Den malträtierten TR 3A-Rahmen übergab er einem Experten, der ihn fachgerecht sanierte. Er entschied sich dafür nicht nur, weil gebrauchter Ersatz sehr selten ist und angeblich wenig Maß hält, sondern auch, weil dieser Rahmen nachweislich einer von jenen nur 297 Exemplaren ist, die Triumph damals an Vignale nach Turin geliefert hatte. Unzählige Stunden schluckten die Details der Karosserie. So baute er aus rund 70 kleinen Plättchen und mehreren Alu-Profilstäben, die er auf einer Schablone vorsichtig bohrte und vernietete, einen Ersatz für den längst verloren gegangenen Kühlergrill. Jeden Abend nahm er sich konsequent eine Reihe vor, "sonst wird der Wagen nie fertig."
Früher fiel der Grill als Alu-Pressteil innerhalb von Sekunden aus einer Maschine. Große Unterstützung erhielt Otth von seinem Schrauberkollegen André Wallimann, der viel eigene Restaurierungserfahrung mitbrachte. So fertigten sie manches gemeinsam - neue Zierstäbe für Schweller und Regenleisten, aber auch geänderte Haubenaufsteller. "Die originale Konstruktion setzte so tief an, dass sie die Heckklappe verbogen hat", sagt Otth.
Fünf Tage Arbeit für die Stoßstangen
Viele wirklich raren Teile waren glücklicherweise vorhanden. Manche - wie die Scheiben - fand Ulrich Otth noch nahezu unversehrt, andere hielten eine Menge Arbeit bereit. Die Stoßstangen zum Beispiel, die er erst entchromen ließ, dann die Löcher schweißte und Dellen mit Lot auffüllte: "Allein die vordere kostete fünf Tage Arbeit." Aufwendig anpassen musste er die Rahmen der hinteren Seitenscheiben, deren Ausstellmechanismus der Restaurierer aus mehreren Teilen neu zusammenfügte.
Auch die Schlösser, kein Triumph-Produkt übrigens, wurden zerlegt, überholt und wieder zusammengebaut. Anderes fehlte. Ein Kühlwasserthermometer von Jaeger stöberte er auf einem Teilemarkt auf, auch für die Türöffner und Fensterkurbeln fand Ulrich Otth optisch stimmigen Ersatz. Weil die Verzahnung jedoch nicht mit der Welle übereinstimmte, musste Otth sie umarbeiten lassen. "Man muss bei einem Projekt wie diesem auch lernen, Kompromisse einzugehen", sagt Otth.
"Das Absolute funktioniert oft nicht, und dann muss man sich an Zwischenschritte gewöhnen." Für den Motor allerdings galt das nicht.

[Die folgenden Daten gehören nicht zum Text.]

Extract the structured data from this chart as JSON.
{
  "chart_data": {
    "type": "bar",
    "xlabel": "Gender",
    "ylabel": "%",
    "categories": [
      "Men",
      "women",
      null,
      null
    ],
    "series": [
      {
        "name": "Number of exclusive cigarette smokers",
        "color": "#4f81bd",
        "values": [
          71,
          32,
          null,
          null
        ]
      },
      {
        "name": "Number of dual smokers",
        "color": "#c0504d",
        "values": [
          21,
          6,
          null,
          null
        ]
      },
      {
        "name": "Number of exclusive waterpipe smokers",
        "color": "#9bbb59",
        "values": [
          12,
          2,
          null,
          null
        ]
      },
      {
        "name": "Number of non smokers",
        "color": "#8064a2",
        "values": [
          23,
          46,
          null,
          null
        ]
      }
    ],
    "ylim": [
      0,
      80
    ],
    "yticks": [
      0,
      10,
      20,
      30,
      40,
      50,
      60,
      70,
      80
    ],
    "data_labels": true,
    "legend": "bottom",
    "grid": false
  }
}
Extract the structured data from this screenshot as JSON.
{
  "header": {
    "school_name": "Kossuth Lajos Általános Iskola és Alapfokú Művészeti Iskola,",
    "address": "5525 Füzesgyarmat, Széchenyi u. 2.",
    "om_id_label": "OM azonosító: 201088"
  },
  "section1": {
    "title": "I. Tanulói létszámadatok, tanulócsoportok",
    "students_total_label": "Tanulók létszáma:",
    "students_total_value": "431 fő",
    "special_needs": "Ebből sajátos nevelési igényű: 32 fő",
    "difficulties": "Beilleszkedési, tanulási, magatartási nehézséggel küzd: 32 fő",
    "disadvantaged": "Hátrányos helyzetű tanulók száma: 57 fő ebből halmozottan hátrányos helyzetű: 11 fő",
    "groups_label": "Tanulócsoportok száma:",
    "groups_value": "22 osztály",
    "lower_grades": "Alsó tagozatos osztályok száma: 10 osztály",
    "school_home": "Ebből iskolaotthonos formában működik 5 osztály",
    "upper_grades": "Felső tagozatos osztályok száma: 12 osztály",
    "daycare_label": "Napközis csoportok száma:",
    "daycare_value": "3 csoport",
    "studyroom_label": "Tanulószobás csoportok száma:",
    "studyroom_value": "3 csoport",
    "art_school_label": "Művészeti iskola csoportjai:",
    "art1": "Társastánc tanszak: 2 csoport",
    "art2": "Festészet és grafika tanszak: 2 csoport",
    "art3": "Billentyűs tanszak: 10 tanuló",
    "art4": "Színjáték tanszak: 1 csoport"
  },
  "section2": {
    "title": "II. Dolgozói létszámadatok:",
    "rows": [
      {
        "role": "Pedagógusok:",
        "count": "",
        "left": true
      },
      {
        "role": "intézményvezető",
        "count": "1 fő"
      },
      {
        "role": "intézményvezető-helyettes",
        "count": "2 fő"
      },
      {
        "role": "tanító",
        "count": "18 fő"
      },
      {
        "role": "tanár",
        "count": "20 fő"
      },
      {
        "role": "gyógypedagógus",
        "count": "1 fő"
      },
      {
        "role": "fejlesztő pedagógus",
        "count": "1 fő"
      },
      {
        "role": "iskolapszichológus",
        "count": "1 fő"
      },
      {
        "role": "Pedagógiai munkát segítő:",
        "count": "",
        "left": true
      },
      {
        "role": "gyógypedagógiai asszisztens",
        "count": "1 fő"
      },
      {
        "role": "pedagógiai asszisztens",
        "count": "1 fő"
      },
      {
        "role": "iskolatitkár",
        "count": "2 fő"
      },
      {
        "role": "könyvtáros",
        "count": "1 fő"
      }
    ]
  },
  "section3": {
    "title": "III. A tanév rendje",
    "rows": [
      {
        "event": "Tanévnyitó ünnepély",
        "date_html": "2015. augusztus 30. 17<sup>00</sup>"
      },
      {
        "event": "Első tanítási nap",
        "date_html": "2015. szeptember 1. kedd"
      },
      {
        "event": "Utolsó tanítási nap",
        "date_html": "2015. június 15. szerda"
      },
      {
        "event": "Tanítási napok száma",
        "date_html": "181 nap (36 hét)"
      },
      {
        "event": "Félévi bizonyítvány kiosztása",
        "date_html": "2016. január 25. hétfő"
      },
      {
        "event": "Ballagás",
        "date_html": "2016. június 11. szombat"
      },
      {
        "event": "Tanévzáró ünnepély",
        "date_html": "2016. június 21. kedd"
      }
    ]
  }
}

Nach einer sorgfältigen Überholung läuft der TR 3-Vierzylinder besser denn je. Den gerissenen Zylinderkopf ließ Otth durch ein gebrauchtes Exemplar ersetzen, neu sind Teile wie Kolben und Lager.
Nach 2.500 Stunden war er fertig
Nach der Kur ist der von Haus aus eher rustikale Motor nicht wiederzuerkennen: Ein feinstgewuchteter Kurbeltrieb, ausgewogene Pleuel und Kolben sowie sorgfältig abgestimmte Weber-Doppelvergaser sorgen für ein spontanes wie sanftes Ansprechen aus niedrigsten Drehzahlregionen. Ungeahnt geschmeidig gibt sich der Brite, was sich zu seinem galanten Auftritt bestens fügt. Rund 2.500 Stunden hat Ulrich Otth in seinen Italia investiert - ohne Zeitdruck und mit viel Freude.
Zahllose Belege liegen noch unbesehen in einem Ordner, er hat die Zahlen nie addiert: "Irgendwann mache ich das vielleicht", sagt er. "Aber jetzt genieße ich den Wagen einfach. Autos müssen gefahren werden."